Cord factor: When phagocytosed by macrophages, Nocarida cord factor (aka, trehalose dimycolate) prevents phagosome-lysosome fusion, which means the bacteria avoid bactericidal molecules.
Nocardia can survive and replicate within macrophages, which travel throughout the body.
Infections: Nocardiosis
Overall, Nocardiosis is rare, and manifests as non-specific symptoms.
However, it should be ruled out early to avoid delayed diagnosis and treatment. Fortunately, the bacteria's weakly acid-fast nature and aerial hyphae make it easy to identify.
Lung infection is most common; illness onset is associated with nonspecific symptoms. Lung abscesses and necrosis can develop, and dissemination to other organs can occur.
CNS infection is the most serious form of nocardiosis, and results in abscesses with non-specific symptoms (such as fever and headache); meningitis is possible but infrequent.
Cutaneous infections manifest as granulomas, ulcers, or cellulitis, and may involve nearby lymphatics.

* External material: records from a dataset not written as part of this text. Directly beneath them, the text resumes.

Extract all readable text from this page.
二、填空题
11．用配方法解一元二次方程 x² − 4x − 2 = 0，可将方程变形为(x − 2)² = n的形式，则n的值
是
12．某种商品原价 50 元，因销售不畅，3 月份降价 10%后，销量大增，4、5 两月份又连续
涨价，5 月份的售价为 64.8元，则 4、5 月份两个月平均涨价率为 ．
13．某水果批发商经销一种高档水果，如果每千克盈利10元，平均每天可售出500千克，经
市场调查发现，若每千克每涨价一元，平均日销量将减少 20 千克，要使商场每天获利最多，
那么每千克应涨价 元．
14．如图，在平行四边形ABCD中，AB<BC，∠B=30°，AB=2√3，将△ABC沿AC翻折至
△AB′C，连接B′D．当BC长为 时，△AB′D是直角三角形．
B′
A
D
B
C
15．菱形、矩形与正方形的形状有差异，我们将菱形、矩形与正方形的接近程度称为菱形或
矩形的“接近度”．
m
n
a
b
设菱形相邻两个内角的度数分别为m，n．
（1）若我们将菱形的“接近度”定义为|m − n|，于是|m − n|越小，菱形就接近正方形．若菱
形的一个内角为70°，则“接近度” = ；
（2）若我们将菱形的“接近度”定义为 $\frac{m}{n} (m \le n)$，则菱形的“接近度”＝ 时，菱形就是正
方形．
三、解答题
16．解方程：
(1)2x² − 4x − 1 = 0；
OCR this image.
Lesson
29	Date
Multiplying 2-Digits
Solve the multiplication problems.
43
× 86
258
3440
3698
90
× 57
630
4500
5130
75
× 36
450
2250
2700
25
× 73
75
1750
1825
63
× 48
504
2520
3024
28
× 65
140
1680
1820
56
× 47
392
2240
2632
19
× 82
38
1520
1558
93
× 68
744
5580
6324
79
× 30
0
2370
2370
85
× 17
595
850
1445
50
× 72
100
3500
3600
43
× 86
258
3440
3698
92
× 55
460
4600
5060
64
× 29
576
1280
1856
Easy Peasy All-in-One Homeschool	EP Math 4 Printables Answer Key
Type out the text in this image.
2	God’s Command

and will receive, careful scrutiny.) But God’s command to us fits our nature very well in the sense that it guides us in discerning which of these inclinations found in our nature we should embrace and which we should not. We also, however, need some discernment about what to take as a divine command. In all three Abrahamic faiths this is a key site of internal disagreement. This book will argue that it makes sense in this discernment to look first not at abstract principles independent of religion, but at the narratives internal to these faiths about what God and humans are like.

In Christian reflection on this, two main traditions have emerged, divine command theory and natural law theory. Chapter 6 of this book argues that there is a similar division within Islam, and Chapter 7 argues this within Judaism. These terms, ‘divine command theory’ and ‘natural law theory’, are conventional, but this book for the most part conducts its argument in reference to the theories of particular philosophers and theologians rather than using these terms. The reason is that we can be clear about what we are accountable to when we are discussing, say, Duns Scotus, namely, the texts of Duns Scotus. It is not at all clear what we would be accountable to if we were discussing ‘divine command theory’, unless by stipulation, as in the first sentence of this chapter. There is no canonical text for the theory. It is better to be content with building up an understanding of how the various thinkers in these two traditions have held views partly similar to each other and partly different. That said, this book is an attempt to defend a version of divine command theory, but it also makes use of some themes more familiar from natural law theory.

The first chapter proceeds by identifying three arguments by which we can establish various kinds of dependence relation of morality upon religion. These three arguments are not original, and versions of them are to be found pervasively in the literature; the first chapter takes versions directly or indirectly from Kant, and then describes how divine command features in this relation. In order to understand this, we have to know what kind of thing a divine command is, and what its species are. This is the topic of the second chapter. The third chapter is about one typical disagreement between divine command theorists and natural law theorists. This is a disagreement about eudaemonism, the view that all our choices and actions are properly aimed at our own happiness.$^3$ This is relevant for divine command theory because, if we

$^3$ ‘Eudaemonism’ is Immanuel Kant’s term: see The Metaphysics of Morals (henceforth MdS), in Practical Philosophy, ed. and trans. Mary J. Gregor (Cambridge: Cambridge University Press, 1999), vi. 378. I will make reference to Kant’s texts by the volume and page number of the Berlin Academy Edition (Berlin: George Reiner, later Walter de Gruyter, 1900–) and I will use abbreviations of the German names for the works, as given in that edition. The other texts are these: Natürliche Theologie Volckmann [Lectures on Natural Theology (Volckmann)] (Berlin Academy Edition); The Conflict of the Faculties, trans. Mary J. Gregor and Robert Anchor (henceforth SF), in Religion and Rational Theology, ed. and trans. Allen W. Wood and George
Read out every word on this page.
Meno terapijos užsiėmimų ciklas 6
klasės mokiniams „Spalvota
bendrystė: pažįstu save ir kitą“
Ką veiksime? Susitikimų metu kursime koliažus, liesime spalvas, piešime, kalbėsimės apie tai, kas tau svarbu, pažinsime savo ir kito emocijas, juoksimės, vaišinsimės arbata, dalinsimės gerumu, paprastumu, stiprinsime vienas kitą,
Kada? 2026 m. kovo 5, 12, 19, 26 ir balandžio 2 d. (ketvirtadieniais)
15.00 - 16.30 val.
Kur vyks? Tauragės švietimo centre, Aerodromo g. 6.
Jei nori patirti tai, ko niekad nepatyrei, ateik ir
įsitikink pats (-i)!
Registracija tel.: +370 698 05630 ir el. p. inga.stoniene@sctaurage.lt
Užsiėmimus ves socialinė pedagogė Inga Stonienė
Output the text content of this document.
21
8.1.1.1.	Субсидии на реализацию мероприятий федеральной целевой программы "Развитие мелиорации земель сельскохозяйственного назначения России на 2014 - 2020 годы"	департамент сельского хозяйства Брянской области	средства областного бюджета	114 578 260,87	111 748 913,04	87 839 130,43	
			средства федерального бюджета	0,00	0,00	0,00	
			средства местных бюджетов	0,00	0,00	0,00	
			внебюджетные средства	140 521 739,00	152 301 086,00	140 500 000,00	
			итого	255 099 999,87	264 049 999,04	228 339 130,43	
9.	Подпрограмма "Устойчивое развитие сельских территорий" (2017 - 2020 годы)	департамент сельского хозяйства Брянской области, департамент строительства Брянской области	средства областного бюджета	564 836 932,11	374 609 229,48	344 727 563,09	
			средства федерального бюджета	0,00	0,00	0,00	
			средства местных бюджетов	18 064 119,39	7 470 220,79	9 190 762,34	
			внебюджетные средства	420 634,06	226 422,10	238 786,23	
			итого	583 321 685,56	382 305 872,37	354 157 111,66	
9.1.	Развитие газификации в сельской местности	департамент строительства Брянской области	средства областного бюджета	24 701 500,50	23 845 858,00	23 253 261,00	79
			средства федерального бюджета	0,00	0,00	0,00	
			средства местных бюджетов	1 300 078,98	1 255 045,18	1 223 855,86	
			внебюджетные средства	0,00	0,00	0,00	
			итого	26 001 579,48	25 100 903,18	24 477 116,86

Infection can be primary or secondary.
Treatment: Nocardia response to antibiotics varies, so testing for antimicrobial susceptibility is crucial.
In general, pulmonary infections are treated with trimethoprim-sulfamethoxazole (TMP-SMX) and amikacin;
CNS infections are treated with trimethoprim-sulfamethoxazole and imipenem or cephalosporin.
Prolonged antibiotic treatment is recommended to avoid relapse.